A further idea was to build a travelling crate to house all the stuff, with room for the content to expand or contract, and ship this around to different places, with each manifestation altered according to the particular place, and each titled by letters of the alphabet — A, B, C, instead of 1, 2, 3 — subtitled and badly translated into the local language. The first was 'Edasi Olevikku' [We shift gear into present tense] in Tallin, Estonia, a collection of around 25 artifacts in a large apartment space which looked like a multi-storey carpark; The second was 'Peu importe les conneries (d'apres Jamie Reid)' [Never mind the bollocks (after Jamie Reid)] in Chaumont, France, which took the form of a performance/lecture reprinted in DDD11; and the third 'Stel me een retorische vraag' [Ask me a rhetorical question] in Utrecht, the Netherlands, which was a 'composite, involuted film evening 1963–73'. So what has happened so far is that since the first show, when we were invited to other places, it always seemed more pertinent to show other media.
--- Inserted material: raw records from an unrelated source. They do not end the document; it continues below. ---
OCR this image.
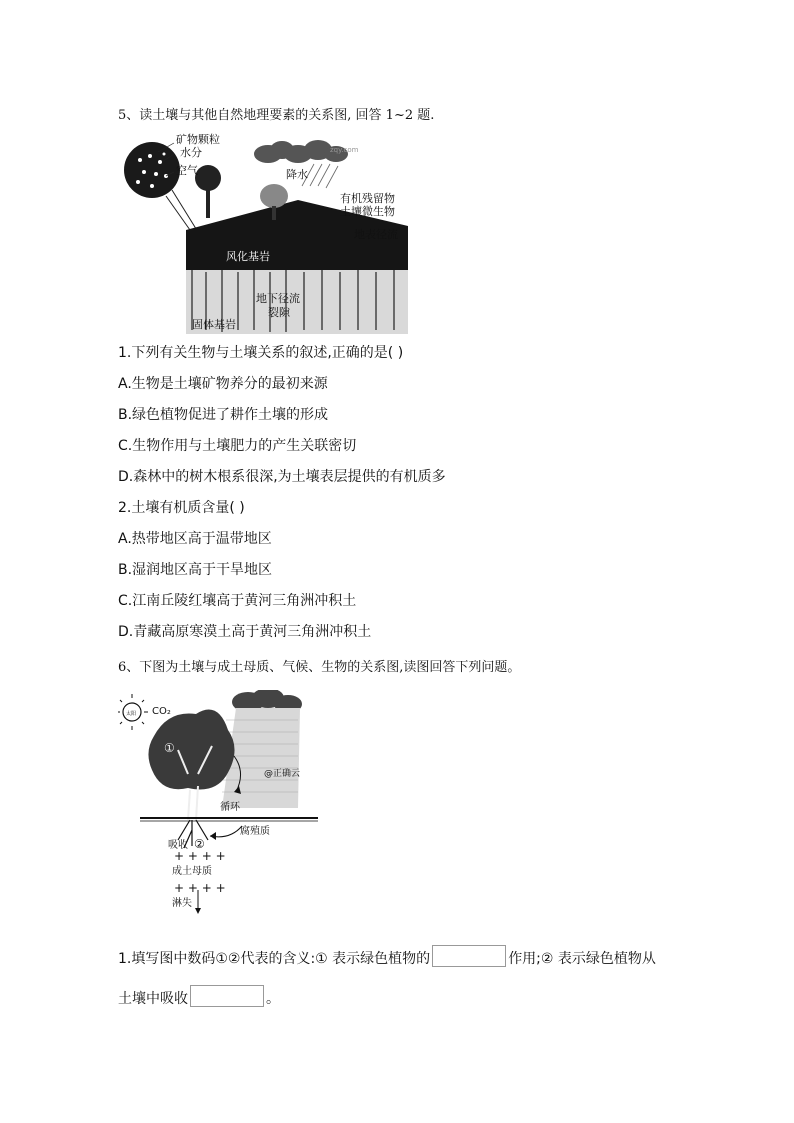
5、读土壤与其他自然地理要素的关系图, 回答 1~2 题.
矿物颗粒
水分
空气	降水
有机残留物
土壤微生物
地表径流
风化基岩
地下径流
裂隙
固体基岩
zqy.com
1.下列有关生物与土壤关系的叙述,正确的是( )
A.生物是土壤矿物养分的最初来源
B.绿色植物促进了耕作土壤的形成
C.生物作用与土壤肥力的产生关联密切
D.森林中的树木根系很深,为土壤表层提供的有机质多
2.土壤有机质含量( )
A.热带地区高于温带地区
B.湿润地区高于干旱地区
C.江南丘陵红壤高于黄河三角洲冲积土
D.青藏高原寒漠土高于黄河三角洲冲积土
6、下图为土壤与成土母质、气候、生物的关系图,读图回答下列问题。
太阳 CO₂
①
@正确云
循环
腐殖质
吸收 ②
+ + + +
成土母质
+ + + +
淋失
1.填写图中数码①②代表的含义:① 表示绿色植物的	作用;② 表示绿色植物从
土壤中吸收	。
That crate, lovingly constructed from local Estonian timber, is presently stuck in storage at the Werkplaats Typografie in Arnhem (thanks) waiting for something to happen. This is typical: like the magazine, as soon as the project gets underway, the ideas change, plans get shifted, you end up doing something else entirely. But that's OK, and I think that's the only sense in which DDD remains true to the pilot cover's idea: That we're permanently 'in flux'.